For years after I got out of the military I carried the lighter in my pocket, where I could feel it anytime I reached down to grab some change or to warm my hands — a constant reminder to always appreciate how bad I don’t have it.

At some point, I think around the time I met your mother, I stopped carrying it.

With two months to go before you arrive, I’ve been spending a lot of time thinking about whether we’re ready to bring you home. Several nights this week, those thoughts have kept me awake.

Over the next two months, we’ll clean the house and put the car seats in the cars and wash your crib and check the batteries in your baby monitors. We’ll buy your diapers and wash your clothes and power clean the carpets.

We’ll nest in ways that have nothing to do with you: Cleaning the garage or fixing the rain gutters or organizing the refrigerator.

We’ll worry. About you. About us. About money. About life. About this house and this town and this world.

And for me, there are bound to be some more sleepless nights.

So for the time, I think I’ll keep this lighter by my bedside, perhaps next to an ultrasound picture of you — a small midnight reminder to appreciate how bad I don’t have it.


Tuesday, April 3, 2007


Dear Spike:

Your mother and I spent the weekend turning the dirt in our vegetable garden. When the frost breaks for good, next month, we’ll plant the seedlings that are now sprouting in our kitchen window.

With all the worries you’ve delivered to us in the past seven months, it gives me great hope to think about the resilience of life, represented by those seeds. Out of almost nothing they spring up, each year, nurtured by only a little dirt and water.

I marvel especially at the sunflowers.
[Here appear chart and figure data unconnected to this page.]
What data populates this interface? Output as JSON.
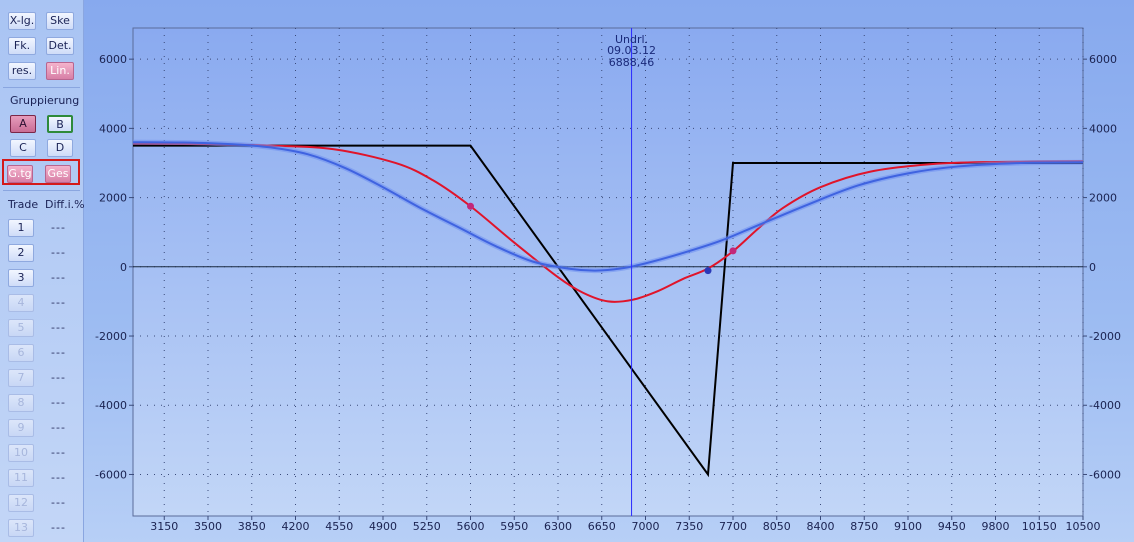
{
  "sidebar": {
    "top_buttons": [
      {
        "label": "X-lg.",
        "style": "normal"
      },
      {
        "label": "Ske",
        "style": "normal"
      },
      {
        "label": "Fk.",
        "style": "normal"
      },
      {
        "label": "Det.",
        "style": "normal"
      },
      {
        "label": "res.",
        "style": "normal"
      },
      {
        "label": "Lin.",
        "style": "pink"
      }
    ],
    "grouping_label": "Gruppierung",
    "group_buttons": [
      {
        "label": "A",
        "style": "pinkdark"
      },
      {
        "label": "B",
        "style": "green"
      },
      {
        "label": "C",
        "style": "normal"
      },
      {
        "label": "D",
        "style": "normal"
      },
      {
        "label": "G.tg",
        "style": "pink"
      },
      {
        "label": "Ges",
        "style": "pink"
      }
    ],
    "trade_header": "Trade",
    "diff_header": "Diff.i.%",
    "trades": [
      {
        "num": "1",
        "diff": "---",
        "enabled": true
      },
      {
        "num": "2",
        "diff": "---",
        "enabled": true
      },
      {
        "num": "3",
        "diff": "---",
        "enabled": true
      },
      {
        "num": "4",
        "diff": "---",
        "enabled": false
      },
      {
        "num": "5",
        "diff": "---",
        "enabled": false
      },
      {
        "num": "6",
        "diff": "---",
        "enabled": false
      },
      {
        "num": "7",
        "diff": "---",
        "enabled": false
      },
      {
        "num": "8",
        "diff": "---",
        "enabled": false
      },
      {
        "num": "9",
        "diff": "---",
        "enabled": false
      },
      {
        "num": "10",
        "diff": "---",
        "enabled": false
      },
      {
        "num": "11",
        "diff": "---",
        "enabled": false
      },
      {
        "num": "12",
        "diff": "---",
        "enabled": false
      },
      {
        "num": "13",
        "diff": "---",
        "enabled": false
      }
    ]
  },
  "chart_data": {
    "type": "line",
    "xlim": [
      2900,
      10500
    ],
    "ylim": [
      -7200,
      6900
    ],
    "x_ticks": [
      3150,
      3500,
      3850,
      4200,
      4550,
      4900,
      5250,
      5600,
      5950,
      6300,
      6650,
      7000,
      7350,
      7700,
      8050,
      8400,
      8750,
      9100,
      9450,
      9800,
      10150,
      10500
    ],
    "y_ticks": [
      6000,
      4000,
      2000,
      0,
      -2000,
      -4000,
      -6000
    ],
    "grid": true,
    "underlying": {
      "label": "Undrl.",
      "date": "09.03.12",
      "value": "6888,46",
      "x": 6888.46
    },
    "colors": {
      "expiry": "#000000",
      "red": "#e0142a",
      "blue": "#3f63e0",
      "marker": "#2a2aff",
      "zero": "#1a2a40"
    },
    "series": [
      {
        "key": "expiry",
        "points": [
          [
            2900,
            3500
          ],
          [
            5600,
            3500
          ],
          [
            7500,
            -6000
          ],
          [
            7700,
            3000
          ],
          [
            10500,
            3000
          ]
        ]
      },
      {
        "key": "red",
        "points": [
          [
            2900,
            3560
          ],
          [
            3500,
            3545
          ],
          [
            4000,
            3500
          ],
          [
            4500,
            3400
          ],
          [
            5000,
            3000
          ],
          [
            5300,
            2500
          ],
          [
            5600,
            1750
          ],
          [
            5950,
            700
          ],
          [
            6300,
            -300
          ],
          [
            6500,
            -750
          ],
          [
            6700,
            -1000
          ],
          [
            6900,
            -950
          ],
          [
            7100,
            -700
          ],
          [
            7300,
            -350
          ],
          [
            7500,
            -50
          ],
          [
            7700,
            450
          ],
          [
            7900,
            1100
          ],
          [
            8100,
            1700
          ],
          [
            8400,
            2300
          ],
          [
            8800,
            2750
          ],
          [
            9300,
            2970
          ],
          [
            9800,
            3030
          ],
          [
            10500,
            3050
          ]
        ]
      },
      {
        "key": "blue",
        "points": [
          [
            2900,
            3600
          ],
          [
            3300,
            3590
          ],
          [
            3700,
            3540
          ],
          [
            4000,
            3450
          ],
          [
            4300,
            3250
          ],
          [
            4600,
            2850
          ],
          [
            4900,
            2300
          ],
          [
            5200,
            1700
          ],
          [
            5500,
            1150
          ],
          [
            5800,
            600
          ],
          [
            6100,
            150
          ],
          [
            6400,
            -60
          ],
          [
            6600,
            -110
          ],
          [
            6800,
            -50
          ],
          [
            7000,
            100
          ],
          [
            7300,
            400
          ],
          [
            7600,
            750
          ],
          [
            7900,
            1200
          ],
          [
            8300,
            1800
          ],
          [
            8700,
            2350
          ],
          [
            9100,
            2700
          ],
          [
            9500,
            2900
          ],
          [
            10000,
            3000
          ],
          [
            10500,
            3020
          ]
        ]
      }
    ],
    "markers": [
      {
        "x": 5600,
        "y": 1750,
        "color": "#c2287a"
      },
      {
        "x": 7500,
        "y": -110,
        "color": "#2a38b8"
      },
      {
        "x": 7700,
        "y": 460,
        "color": "#c2287a"
      }
    ]
  }
}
From a tiny kernel — the size of your little baby thumb — they grow into towering giants, turning to meet the sun as it breaks above the house in the morning and bowing to its majesty as it sets beyond the trees in the evening.

There is another side to this magnificence, of course. As brown-thumb gardeners, it’s a side we know all too well.

Nature is also very, very delicate.

Each year, we kill far more plants than we manage to bring to bloom. Each year, we tell ourselves that this is the year we’ll succeed.

It seems reasonable to assume that we would become better and better gardeners, over time. But last year was the worst year yet.

On Thursday we visited with our friends, Scott and Leslie, meeting face-to-face for the first time with their son, Miles, who came into this world just a few weeks ago and who we hope will be one of your very close friends.

Your mother has never looked happier to me than she was as she cradled Miles in her arms. But later, as we drove home, she admitted that holding him made her nervous for what is to come.

“He’s so small and delicate,” she said. “And we’re going to have one of those soon.”

Indeed we will.

And so one day soon, you’ll find yourself rising to face the morning sun, turning and stretching to meet its majesty, bowing as it sets.

With each passing day, I know, I’ll fret at your delicateness and marvel at your resilience.

And pray that I turn out to be a better father than a gardener.